Biden’s border plan lets everyone in — but hides it from the public

By Mark Krikorian on April 26, 2022

New York Post, April 26, 2022

A judge this week temporarily delayed the Biden administration’s announced intention to lift Title 42, the public-health measure that allows the Border Patrol to turn away illegal border-crossers without a hearing.

In a year of record illegal immigration (with more than 200,000 illegal-immigrant “encounters” last month alone), Title 42 is the only thing preventing today’s Biden Border Crisis from turning into tomorrow’s Biden Border Catastrophe.

But despite the judge’s temporary reprieve, Title 42 is going to end at some point, just like other COVID restrictions.

And then what?

Many critics of ending Title 42 — both Republicans and Democrats — have hit the White House for not first developing a plan to deal with the inevitable surge (on top of the current surge) in illegal crossings. Actually, there is a plan — it just doesn’t deal with the problem you think.

When most people imagine an appropriate response to the post-Title 42 tsunami at the border, they naturally think of ways to stop people from coming across. In other words, the problem they think needs to be addressed is the excessive number of foreigners trying to get in.
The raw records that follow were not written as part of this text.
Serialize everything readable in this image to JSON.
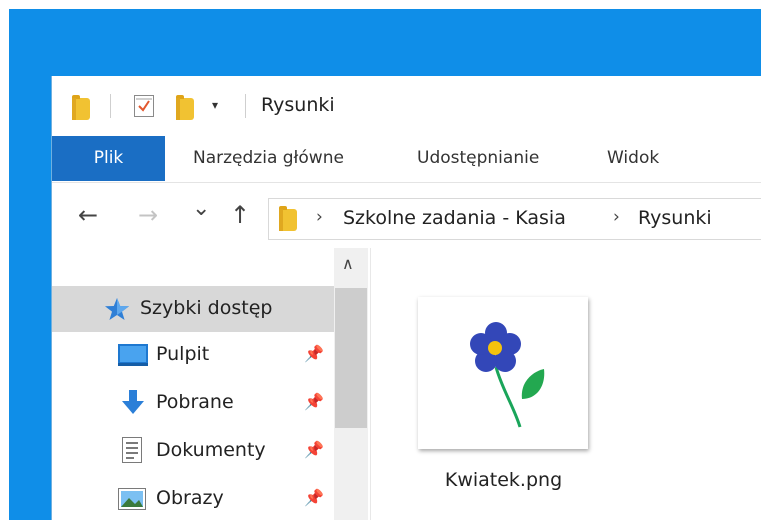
{
  "window": {
    "title": "Rysunki"
  },
  "quick_access_toolbar": {
    "icons": [
      "folder-icon",
      "properties-check-icon",
      "new-folder-icon",
      "customize-dropdown-icon"
    ]
  },
  "ribbon": {
    "tabs": [
      {
        "label": "Plik",
        "active": true
      },
      {
        "label": "Narzędzia główne",
        "active": false
      },
      {
        "label": "Udostępnianie",
        "active": false
      },
      {
        "label": "Widok",
        "active": false
      }
    ]
  },
  "navigation": {
    "back": "←",
    "forward": "→",
    "recent": "⌄",
    "up": "↑"
  },
  "address": {
    "segments": [
      "Szkolne zadania - Kasia",
      "Rysunki"
    ]
  },
  "nav_pane": {
    "items": [
      {
        "label": "Szybki dostęp",
        "icon": "star-icon",
        "selected": true,
        "pinned": false
      },
      {
        "label": "Pulpit",
        "icon": "desktop-icon",
        "selected": false,
        "pinned": true
      },
      {
        "label": "Pobrane",
        "icon": "download-icon",
        "selected": false,
        "pinned": true
      },
      {
        "label": "Dokumenty",
        "icon": "document-icon",
        "selected": false,
        "pinned": true
      },
      {
        "label": "Obrazy",
        "icon": "pictures-icon",
        "selected": false,
        "pinned": true
      }
    ]
  },
  "files": [
    {
      "name": "Kwiatek.png",
      "thumbnail": "flower-image"
    }
  ],
  "colors": {
    "desktop": "#0f8ee8",
    "ribbon_active": "#1a6ec4",
    "selection": "#d8d8d8",
    "folder": "#f1c232"
  }
}
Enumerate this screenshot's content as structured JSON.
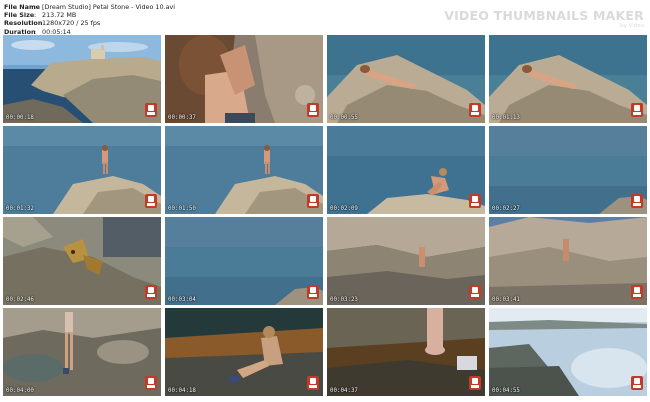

But President Biden’s administration is opposed to all the measures that might address that problem — it’s against Remain in Mexico, against keeping illegal immigrants in detention, against deporting illegal immigrants who are here, against even using ankle monitors to keep track of them.

To the White House, the problem is not illegal immigration. It’s how to hide it.

A surge in crossings at the border is OK with Biden and his people; what they fear is how it will look to the public: the additional disorder, the crowding in holding centers, the news photos like those of Haitians camped under the bridge in Del Rio, Texas, last fall. It’s a political problem, not a policy one.

And so the White House plan for a post-Title 42 border isn’t focused on how to prevent the illegal flow but, in the words of press secretary Jen Psaki, how to “more efficiently process migrants” into the United States.

The Biden administration doesn’t want to limit illegal immigration — it wants to make it run more smoothly.

This is not contradicted by Department of Homeland Security Secretary Alejandro Mayorkas’ seemingly tough statement in early April that after Title 42, “those unable to establish a legal basis to remain in the United States will be removed.” That’s because this administration believes that virtually all of humanity has “a legal basis to remain in the United States.” Almost any claim of persecution — no matter how flimsy or unfounded or unconnected to the requirements of the law — is reason enough to be “processed” “efficiently” into the United States. It doesn’t matter whether the illegal immigrant actually follows through in applying for asylum, or shows up for hearings, or leaves when his claim is rejected — in the eyes of the Biden administration, he had “a legal basis to remain in the United States” and so was let in.

Administration critics need to make clear that we’re not facing a question of competence or good government. It’s not that the administration hasn’t thought through what needs to be done when Title 42 is lifted — it’s that Biden and his party have a view of immigration that is radically at odds with that of the vast majority of Americans, one that does not accept the numerical limits passed by Congress as legitimate.

During a border tour this week with Republican colleagues, Texas Rep. Chip Roy correctly said Title 42 is “a Band-Aid on a gunshot wound.” I’d add that the debate over ending Title 42 is also a Band-Aid, obscuring the deeper problem.

The disagreement with the Biden administration is not over means but over ends — not how to enforce the border but whether it should be enforced at all.